A relva da manhã molhava meus pés. O ar gelado me impulsionava para a montanha. À distância, eu via o pico mais alto. De lá, podia perceber a crosta gelada daquele monte espetacular, digno de veneração.
Meu sapato de tecido de péssima qualidade umedeceu por inteiro rapidamente. Nos pés, a friagem. O sol despontou, mas parecia sem vontade de aquecer o chão. A mochila nas costas começou a pesar cada vez mais, como se me ferisse muito além da pele.
Sem mapa, não sabia com precisão onde estava. A noite mal dormida me fez sentir o cansaço já nas primeiras horas de caminhada. Eu despertara muito cedo. As estrelas brilhavam no céu quando parti pela madrugada. Precisava com urgência de um café sem açúcar. Precisava comer algo forte. O pico da montanha parecia me chamar. Em minha pequenez, senti uma vontade louca de desistir de tudo.
Um caminhão carregado de pedras negras veio ao meu encontro. Ele passou por mim com seus freios guinchando como animal ferido. Parei por menos de um minuto e observei o caminhão (único veículo que avistei desde o início da caminhada), se encobrir na curva. De novo, a solidão em mim naquela manhã gelada.

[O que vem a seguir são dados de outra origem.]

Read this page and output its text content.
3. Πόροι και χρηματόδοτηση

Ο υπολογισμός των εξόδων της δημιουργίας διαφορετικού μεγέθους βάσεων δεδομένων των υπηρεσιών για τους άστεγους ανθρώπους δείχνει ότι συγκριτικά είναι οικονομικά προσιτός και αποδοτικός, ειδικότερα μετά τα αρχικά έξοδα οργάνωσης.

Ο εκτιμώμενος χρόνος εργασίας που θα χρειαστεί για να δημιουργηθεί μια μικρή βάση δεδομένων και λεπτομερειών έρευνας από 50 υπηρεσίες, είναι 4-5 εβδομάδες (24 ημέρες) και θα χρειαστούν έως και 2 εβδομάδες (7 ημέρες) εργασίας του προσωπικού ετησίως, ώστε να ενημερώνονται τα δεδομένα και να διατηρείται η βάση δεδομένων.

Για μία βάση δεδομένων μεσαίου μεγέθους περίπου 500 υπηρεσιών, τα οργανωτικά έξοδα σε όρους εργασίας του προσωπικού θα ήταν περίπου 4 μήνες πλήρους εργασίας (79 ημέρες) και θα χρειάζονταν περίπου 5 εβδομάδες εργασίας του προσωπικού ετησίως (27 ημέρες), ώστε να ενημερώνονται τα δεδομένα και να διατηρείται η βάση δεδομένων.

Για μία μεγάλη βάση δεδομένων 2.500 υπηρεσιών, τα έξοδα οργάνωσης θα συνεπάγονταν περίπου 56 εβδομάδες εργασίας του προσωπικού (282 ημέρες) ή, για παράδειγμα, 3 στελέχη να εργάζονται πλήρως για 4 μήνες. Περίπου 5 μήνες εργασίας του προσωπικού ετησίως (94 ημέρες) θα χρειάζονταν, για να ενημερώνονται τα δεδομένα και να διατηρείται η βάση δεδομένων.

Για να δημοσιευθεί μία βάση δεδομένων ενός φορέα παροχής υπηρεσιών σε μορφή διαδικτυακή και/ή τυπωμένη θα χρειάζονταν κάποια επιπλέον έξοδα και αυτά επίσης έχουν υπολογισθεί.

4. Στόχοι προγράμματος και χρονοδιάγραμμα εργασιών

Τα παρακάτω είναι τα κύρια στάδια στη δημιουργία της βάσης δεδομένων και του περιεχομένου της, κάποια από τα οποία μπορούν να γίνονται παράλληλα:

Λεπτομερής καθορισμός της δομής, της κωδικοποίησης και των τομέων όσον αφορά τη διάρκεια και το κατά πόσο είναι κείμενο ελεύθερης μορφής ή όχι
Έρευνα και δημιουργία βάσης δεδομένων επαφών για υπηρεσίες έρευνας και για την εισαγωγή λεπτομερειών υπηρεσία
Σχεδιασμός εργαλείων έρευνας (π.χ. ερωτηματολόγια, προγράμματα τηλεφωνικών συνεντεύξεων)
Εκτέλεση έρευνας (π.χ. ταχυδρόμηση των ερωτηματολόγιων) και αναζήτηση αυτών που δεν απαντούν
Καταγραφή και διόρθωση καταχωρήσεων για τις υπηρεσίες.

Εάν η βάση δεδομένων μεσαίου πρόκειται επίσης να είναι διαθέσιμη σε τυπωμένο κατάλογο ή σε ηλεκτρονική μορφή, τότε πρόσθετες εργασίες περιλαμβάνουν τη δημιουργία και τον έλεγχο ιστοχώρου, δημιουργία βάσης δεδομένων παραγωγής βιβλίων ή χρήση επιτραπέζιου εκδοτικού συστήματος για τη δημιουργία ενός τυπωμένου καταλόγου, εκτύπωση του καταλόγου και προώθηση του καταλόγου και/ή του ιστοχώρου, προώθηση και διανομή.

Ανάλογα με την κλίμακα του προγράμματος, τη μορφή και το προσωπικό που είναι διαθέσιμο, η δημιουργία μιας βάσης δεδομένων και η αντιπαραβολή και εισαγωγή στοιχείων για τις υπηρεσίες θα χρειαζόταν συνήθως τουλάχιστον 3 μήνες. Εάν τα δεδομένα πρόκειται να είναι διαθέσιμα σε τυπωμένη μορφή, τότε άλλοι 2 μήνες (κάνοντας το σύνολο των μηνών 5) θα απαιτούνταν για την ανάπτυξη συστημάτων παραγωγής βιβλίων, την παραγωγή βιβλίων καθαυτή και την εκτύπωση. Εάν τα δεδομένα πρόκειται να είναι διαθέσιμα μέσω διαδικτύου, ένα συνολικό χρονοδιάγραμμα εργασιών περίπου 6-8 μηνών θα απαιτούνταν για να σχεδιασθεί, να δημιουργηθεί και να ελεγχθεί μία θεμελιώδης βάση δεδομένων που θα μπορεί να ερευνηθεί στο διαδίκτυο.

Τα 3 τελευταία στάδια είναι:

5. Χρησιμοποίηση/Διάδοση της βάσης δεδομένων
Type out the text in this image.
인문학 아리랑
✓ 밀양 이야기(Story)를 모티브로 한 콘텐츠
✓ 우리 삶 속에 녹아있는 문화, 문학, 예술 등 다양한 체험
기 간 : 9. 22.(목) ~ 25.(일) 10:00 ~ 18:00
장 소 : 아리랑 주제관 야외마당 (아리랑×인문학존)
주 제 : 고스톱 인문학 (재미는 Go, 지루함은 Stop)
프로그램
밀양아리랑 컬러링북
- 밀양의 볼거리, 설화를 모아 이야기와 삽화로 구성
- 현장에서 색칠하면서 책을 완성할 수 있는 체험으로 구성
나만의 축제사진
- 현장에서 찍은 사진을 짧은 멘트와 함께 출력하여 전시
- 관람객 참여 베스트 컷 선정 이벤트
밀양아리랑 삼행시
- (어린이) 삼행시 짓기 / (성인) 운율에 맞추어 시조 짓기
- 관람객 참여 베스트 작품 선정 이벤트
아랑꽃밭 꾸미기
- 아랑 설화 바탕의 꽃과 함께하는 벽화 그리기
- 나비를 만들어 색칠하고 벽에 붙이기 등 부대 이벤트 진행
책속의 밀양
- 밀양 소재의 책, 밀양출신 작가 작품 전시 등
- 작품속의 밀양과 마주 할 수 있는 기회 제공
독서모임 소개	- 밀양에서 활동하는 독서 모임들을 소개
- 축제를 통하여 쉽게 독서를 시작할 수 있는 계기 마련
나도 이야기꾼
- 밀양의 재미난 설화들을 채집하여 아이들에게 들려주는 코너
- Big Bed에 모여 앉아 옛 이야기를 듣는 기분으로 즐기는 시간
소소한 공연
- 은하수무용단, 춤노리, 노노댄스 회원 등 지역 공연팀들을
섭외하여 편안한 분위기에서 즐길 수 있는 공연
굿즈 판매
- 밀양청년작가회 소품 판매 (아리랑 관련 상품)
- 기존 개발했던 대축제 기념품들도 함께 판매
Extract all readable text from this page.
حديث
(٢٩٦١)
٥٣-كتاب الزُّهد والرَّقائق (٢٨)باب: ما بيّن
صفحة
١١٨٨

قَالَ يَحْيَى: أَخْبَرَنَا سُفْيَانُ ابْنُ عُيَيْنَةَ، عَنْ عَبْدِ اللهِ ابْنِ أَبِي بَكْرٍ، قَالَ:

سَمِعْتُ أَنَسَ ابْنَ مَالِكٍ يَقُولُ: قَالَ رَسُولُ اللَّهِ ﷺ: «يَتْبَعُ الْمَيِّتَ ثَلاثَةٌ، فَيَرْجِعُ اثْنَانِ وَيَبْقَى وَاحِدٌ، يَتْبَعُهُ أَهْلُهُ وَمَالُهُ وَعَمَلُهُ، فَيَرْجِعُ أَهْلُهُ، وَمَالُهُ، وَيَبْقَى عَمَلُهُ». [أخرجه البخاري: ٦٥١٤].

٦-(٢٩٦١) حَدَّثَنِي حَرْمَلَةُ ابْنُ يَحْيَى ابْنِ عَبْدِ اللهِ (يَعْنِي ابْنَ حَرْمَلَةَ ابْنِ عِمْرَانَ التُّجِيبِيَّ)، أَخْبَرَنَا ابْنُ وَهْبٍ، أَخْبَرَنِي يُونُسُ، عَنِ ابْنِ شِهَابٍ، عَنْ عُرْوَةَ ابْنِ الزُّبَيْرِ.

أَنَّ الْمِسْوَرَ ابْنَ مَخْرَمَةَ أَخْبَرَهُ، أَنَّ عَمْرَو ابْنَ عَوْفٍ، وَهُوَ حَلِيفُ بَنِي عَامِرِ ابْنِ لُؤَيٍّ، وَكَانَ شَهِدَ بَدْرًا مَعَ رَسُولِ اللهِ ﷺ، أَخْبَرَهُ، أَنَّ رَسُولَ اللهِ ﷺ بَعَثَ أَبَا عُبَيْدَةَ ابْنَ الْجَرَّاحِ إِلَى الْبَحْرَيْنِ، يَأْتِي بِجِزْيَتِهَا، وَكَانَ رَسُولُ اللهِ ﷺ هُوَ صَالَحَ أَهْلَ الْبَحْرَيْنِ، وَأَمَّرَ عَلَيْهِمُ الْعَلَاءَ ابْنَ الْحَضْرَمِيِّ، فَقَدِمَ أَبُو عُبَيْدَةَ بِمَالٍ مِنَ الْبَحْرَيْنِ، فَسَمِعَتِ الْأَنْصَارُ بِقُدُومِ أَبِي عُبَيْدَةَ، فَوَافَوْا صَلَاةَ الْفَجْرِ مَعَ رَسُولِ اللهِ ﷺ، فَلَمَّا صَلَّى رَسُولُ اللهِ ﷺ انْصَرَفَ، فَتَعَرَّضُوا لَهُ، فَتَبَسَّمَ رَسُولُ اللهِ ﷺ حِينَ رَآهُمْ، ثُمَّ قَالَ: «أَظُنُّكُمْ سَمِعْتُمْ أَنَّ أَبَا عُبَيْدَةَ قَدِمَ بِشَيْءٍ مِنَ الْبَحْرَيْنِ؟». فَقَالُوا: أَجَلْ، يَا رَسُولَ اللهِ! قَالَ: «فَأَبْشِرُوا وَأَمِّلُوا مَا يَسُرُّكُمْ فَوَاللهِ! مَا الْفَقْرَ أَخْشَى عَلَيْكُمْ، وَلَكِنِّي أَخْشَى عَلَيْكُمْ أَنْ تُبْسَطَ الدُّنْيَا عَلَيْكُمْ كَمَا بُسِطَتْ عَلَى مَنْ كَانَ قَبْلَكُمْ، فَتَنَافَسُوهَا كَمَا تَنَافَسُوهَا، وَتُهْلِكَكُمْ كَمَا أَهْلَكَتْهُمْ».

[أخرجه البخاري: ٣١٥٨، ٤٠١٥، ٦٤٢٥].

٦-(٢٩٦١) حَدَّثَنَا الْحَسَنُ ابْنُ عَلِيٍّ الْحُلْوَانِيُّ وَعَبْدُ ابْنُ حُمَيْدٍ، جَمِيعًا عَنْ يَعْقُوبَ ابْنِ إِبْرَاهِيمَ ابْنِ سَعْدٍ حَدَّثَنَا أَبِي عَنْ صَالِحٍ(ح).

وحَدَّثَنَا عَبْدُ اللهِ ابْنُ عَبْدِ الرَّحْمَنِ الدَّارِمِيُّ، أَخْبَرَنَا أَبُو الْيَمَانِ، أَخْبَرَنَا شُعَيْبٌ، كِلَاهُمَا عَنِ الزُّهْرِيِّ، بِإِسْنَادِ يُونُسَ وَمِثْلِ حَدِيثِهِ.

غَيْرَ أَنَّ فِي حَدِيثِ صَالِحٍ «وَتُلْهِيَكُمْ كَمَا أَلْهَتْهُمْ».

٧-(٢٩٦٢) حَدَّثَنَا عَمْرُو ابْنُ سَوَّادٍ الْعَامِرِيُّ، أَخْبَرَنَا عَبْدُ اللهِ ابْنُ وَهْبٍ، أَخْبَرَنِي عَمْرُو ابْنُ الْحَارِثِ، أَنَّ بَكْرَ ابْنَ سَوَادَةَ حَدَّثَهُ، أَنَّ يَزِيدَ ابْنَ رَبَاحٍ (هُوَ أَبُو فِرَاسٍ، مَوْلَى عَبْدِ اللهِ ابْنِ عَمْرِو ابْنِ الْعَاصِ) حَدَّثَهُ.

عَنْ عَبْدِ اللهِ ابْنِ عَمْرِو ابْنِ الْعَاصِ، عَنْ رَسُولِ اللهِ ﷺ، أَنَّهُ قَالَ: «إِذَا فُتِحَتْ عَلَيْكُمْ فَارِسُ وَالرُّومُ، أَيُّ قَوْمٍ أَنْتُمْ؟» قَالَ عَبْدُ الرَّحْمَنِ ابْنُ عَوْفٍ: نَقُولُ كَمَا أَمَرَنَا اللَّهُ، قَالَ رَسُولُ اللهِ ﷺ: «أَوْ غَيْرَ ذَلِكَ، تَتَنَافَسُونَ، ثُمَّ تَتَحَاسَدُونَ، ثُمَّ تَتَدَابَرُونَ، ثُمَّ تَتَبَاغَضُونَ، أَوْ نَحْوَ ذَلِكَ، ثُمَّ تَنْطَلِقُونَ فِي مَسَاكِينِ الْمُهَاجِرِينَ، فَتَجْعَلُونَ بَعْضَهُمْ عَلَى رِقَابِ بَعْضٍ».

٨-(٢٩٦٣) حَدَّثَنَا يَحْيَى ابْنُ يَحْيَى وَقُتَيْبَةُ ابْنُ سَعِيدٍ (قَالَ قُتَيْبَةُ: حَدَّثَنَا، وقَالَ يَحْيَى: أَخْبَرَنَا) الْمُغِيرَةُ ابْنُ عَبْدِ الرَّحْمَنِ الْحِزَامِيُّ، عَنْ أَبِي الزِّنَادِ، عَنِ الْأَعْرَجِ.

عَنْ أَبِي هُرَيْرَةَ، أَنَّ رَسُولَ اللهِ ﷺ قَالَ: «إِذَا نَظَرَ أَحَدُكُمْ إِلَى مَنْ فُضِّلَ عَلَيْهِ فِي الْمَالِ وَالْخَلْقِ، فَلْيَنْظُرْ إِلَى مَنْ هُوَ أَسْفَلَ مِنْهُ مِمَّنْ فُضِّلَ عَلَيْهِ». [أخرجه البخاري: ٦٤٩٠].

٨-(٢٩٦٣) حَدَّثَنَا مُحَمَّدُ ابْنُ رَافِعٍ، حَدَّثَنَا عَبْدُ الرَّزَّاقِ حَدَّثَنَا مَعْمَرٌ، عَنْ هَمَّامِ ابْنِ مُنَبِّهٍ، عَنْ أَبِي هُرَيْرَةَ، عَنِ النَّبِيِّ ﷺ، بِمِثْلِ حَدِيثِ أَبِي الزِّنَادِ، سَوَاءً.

Revi minha vida enquanto andava com meus passos sôfregos e doloridos. Eu não sabia exatamente o que fazia naquele lugar, num país distante do meu, numa realidade completamente alheia à minha, até nos mais insanos devaneios. Mas, em meu íntimo, tinha certeza de que precisava estar ali, andar por aquele caminho, sentir o frio daquela manhã orvalhada e gelada e enveredar montanha acima, sem questionar se teria chances de subir, pelo menos até certa altura, ou não.
Na medida em que eu andava, um vento começou a soprar. Não avistava vivalma às margens daquela estrada estreitíssima. Uma fisgada na panturrilha fez com que eu parasse e me sentasse no chão. Um gavião surgiu em minha frente. Com seu voo de helicóptero, pairou por longo tempo, batendo suas asas, sem sair daquela posição. Momentos dois, o gavião mergulhou como uma flecha, fechando suas asas e tornou a subir. Vi que levava a presa em seu bico. Senti arrepios. Não era de frio.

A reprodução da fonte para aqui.